О вы, люди, считающие или называющие меня злонравным, упрямым или мизантропичным — как вы несправедливы ко мне, ведь вы не знаете тайной причины того, что вам кажется. Мое сердце и разум с детства были склонны к нежному чувству доброты, и я даже всегда был готов к свершению великих дел. Но подумайте только: вот уже 6 лет я пребываю в безнадежном состоянии, усугбленном невежественными врачами. Из года в год обманываясь надеждой на излечение, я вынужден признать, что меня постиг длительный недуг (его излечение может занять годы или вообще окажется невозможным).

Обладая от природы пылким и живым темпераментом и даже питая склонность к светским развлечениям, я вынужден был рано уединиться и вести одинокую жизнь. Если же иногда я решался пренебречь всем этим — о, как жестоко загонял меня назад мой ослабевший слух, заставляя скорбеть с удвоенной силой. И я все-таки не мог сказать людям: «говорите громче, кричите, ведь я глух», — ах, разве мыслимо мне было признаться в слабости того чувства, которым я должен был обладать в большем совершенстве, чем кто-либо другой, в чувстве, которым я некогда обладал в наивысшей степени совершенства, такого совершенства, каким, я уверен, наделены или были наделены лишь немногие люди моей профессии. О нет, это выше моих сил, и потому простите меня, если я отдаляюсь от вас, когда мне хотелось бы побыть в вашем кругу.

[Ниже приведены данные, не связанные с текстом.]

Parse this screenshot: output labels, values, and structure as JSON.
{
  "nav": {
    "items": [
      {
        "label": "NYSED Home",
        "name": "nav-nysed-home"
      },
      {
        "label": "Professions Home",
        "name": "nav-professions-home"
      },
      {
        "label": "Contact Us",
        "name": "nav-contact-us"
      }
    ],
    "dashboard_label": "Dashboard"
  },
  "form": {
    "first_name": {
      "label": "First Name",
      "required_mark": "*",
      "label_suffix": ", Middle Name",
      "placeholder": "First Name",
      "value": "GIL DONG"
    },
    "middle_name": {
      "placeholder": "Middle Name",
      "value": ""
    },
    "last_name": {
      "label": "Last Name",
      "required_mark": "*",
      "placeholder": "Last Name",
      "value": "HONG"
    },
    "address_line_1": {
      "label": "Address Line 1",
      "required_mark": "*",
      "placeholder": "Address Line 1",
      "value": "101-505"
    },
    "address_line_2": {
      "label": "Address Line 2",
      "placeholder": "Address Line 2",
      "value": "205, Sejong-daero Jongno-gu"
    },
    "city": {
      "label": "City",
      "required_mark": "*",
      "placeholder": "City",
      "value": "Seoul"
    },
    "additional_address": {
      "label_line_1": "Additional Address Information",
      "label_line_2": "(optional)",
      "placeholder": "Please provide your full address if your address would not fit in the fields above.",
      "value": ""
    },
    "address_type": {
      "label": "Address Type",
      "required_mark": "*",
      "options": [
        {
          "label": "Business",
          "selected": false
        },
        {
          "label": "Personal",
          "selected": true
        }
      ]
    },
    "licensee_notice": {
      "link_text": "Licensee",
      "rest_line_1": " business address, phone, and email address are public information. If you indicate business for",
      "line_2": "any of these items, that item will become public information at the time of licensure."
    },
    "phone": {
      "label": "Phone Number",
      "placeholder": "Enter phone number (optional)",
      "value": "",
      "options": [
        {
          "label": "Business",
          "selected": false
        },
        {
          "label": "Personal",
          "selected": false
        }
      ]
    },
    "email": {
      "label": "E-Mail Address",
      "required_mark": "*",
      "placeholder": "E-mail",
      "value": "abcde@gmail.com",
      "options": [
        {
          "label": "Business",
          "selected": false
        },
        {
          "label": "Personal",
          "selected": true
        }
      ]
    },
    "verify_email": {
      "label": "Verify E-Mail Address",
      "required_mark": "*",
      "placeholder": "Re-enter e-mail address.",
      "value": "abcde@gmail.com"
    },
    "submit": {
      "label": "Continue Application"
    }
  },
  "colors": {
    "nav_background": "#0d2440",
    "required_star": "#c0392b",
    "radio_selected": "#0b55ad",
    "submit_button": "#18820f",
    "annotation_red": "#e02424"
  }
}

Мое несчастье причиняет мне двойную боль, поскольку из-за него обо мне судят ложно. Для меня не должно существовать отдохновения в человеческом обществе, умных бесед, взаимных излияний; я обречен почти на полное одиночество, появляясь на людях лишь в случае крайней необходимости; я вынужден жить как изгой. Ведь, стоит мне приблизиться к какому-нибудь обществу, меня охватывает жгучий страх: я ужасно боюсь, что мое состояние будет замечено. Так было и эти полгода, которые я провел в деревне. По требованию моего благоразумного врача я должен был елико возможно щадить мой слух. Это почти совпало с моей теперешней естественной склонностью, хотя иногда, увлекаемый потребностью в обществе, я позволял себе уступить искушению. Но какое же унижение я испытывал, когда кто-нибудь, стоя возле меня, слышал вдалеке звук флейты, а я ничего не слышал, или он слышал пение пастуха, а я опять-таки ничего не слышал.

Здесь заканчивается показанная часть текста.